The Hungarian Mint will release the fourth issue in the “Hungarian sheep and hunting dog breeds” coin series today, Oct. 4, dedicated to the Hungarian Mudi. The first three coins, the Vizsla, the Komondor, and the Agar rank among the mint’s most popular issues.
The Mudi is a medium-sized herding breed from Hungary with a wavy coat, pointed ears, and coat colors that can include a unique merle pattern. As a working breed, Mudis are agile and intelligent that can serve as versatile farm dogs and loyal protectors of their families. They are courageous enough to herd the most stubborn livestock while standing guard over their homes without an overly aggressive nature. The Mudi is a hard worker that still makes a gentle, loyal family companion.
The Mudi is an energetic dog that does best with active families or homes that can provide a job for it to do. Thanks to its intelligent personality and eagerness to please its owners, the Mudi is easily trainable and picks up on obedience lessons quickly. These dogs are also very affectionate with both adults and children. They have a friendly temperament with other animals when raised together.
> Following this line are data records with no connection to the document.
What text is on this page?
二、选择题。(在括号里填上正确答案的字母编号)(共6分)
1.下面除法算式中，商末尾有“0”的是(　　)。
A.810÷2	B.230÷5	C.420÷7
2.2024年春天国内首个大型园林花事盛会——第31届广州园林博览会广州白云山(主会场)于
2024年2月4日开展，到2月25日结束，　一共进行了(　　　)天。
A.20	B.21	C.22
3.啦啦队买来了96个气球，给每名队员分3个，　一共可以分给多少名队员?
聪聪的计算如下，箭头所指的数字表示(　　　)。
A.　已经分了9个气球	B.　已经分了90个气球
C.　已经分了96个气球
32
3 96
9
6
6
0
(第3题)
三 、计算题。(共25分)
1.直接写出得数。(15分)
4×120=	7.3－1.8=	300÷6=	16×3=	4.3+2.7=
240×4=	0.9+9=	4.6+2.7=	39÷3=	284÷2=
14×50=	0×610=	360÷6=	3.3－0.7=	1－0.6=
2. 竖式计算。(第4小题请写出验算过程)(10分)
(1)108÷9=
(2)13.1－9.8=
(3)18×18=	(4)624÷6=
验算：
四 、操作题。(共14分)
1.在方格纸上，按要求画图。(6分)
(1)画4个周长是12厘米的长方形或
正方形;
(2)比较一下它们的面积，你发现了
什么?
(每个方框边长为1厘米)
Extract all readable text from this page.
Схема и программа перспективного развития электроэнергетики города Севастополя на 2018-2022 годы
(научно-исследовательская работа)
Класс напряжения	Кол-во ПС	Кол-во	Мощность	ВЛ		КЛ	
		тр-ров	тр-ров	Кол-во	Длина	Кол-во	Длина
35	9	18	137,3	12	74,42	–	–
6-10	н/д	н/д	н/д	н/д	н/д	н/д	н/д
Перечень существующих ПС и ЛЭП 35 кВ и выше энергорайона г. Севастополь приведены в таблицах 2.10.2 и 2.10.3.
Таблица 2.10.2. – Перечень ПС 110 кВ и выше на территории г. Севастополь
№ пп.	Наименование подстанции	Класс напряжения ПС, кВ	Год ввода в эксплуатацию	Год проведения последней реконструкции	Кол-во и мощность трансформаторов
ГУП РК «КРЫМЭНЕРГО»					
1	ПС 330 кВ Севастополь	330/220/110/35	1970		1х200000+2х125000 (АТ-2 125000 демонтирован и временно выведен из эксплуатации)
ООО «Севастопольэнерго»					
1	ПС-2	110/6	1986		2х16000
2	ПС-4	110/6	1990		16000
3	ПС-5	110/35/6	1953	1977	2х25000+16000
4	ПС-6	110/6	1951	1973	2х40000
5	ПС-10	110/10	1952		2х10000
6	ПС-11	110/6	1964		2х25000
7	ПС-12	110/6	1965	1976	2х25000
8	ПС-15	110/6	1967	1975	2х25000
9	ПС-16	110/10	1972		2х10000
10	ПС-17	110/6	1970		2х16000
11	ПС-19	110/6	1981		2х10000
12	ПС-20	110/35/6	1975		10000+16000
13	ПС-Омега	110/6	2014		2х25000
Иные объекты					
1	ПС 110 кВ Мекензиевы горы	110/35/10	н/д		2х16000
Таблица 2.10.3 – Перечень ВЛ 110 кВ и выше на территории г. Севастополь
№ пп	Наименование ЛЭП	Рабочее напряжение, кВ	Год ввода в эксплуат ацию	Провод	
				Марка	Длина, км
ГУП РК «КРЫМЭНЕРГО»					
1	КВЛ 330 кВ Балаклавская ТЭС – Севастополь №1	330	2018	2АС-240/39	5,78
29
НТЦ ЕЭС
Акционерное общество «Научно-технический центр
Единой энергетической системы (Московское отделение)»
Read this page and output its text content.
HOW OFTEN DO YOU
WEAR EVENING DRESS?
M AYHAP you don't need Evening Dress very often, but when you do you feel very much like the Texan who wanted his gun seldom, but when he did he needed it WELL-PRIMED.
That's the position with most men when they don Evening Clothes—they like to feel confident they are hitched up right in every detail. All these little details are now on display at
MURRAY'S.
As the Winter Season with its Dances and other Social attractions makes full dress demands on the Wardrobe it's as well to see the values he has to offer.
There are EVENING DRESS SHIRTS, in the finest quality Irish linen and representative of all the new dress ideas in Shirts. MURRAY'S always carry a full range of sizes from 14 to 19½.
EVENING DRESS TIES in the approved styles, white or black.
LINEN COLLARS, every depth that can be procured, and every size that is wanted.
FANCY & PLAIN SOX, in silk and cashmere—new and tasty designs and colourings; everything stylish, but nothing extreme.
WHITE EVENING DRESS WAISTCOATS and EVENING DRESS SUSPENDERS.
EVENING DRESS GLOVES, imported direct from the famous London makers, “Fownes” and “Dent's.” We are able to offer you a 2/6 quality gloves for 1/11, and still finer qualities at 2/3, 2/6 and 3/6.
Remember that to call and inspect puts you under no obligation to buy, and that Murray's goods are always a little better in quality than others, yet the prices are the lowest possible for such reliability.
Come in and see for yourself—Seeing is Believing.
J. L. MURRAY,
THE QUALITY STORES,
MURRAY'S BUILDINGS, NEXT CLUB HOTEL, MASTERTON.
The Mudi dog has been around since the 19th century. It is believed that the Mudi evolved from crosses of the Puli, Pumi, and German Spitz. When breeding, the small dogs were typically divided from the larger ones and interbred. The Mudi shares its early history with both the Pumi and the Puli.
Sometime around 1930, Dr. Deszö Fényesi, a director of the museum in Balassagyarmat, was one of the first to breed the small Mudi sheepdog separately. He is credited for naming the breed, which was officially recognized in 1936.
World War II severely impacted several Hungarian breeds. Some almost disappeared, and the Mudi was already rare. In the 1960s, its population was rehabilitated.
In 2004, the Mudi appeared on a Hungarian postage stamp to honor the dogs, which are considered national treasures. Today, the breed remains very rare. There are only a few thousand Mudis worldwide, with the greatest numbers being in Hungary, followed by Finland. They still actively herd with Hungarian shepherds and their flocks containing as many as 500 sheep.
Mudis have also been used as search and rescue dogs in Finland and the United States. The breed excels at agility, obedience, and fly- ball among other dog sports.
The new Proof-like copper-nickel coin has a face value of 2,000 forint. With a mintage of 20,000, the 34mm coin will be relatively collectible.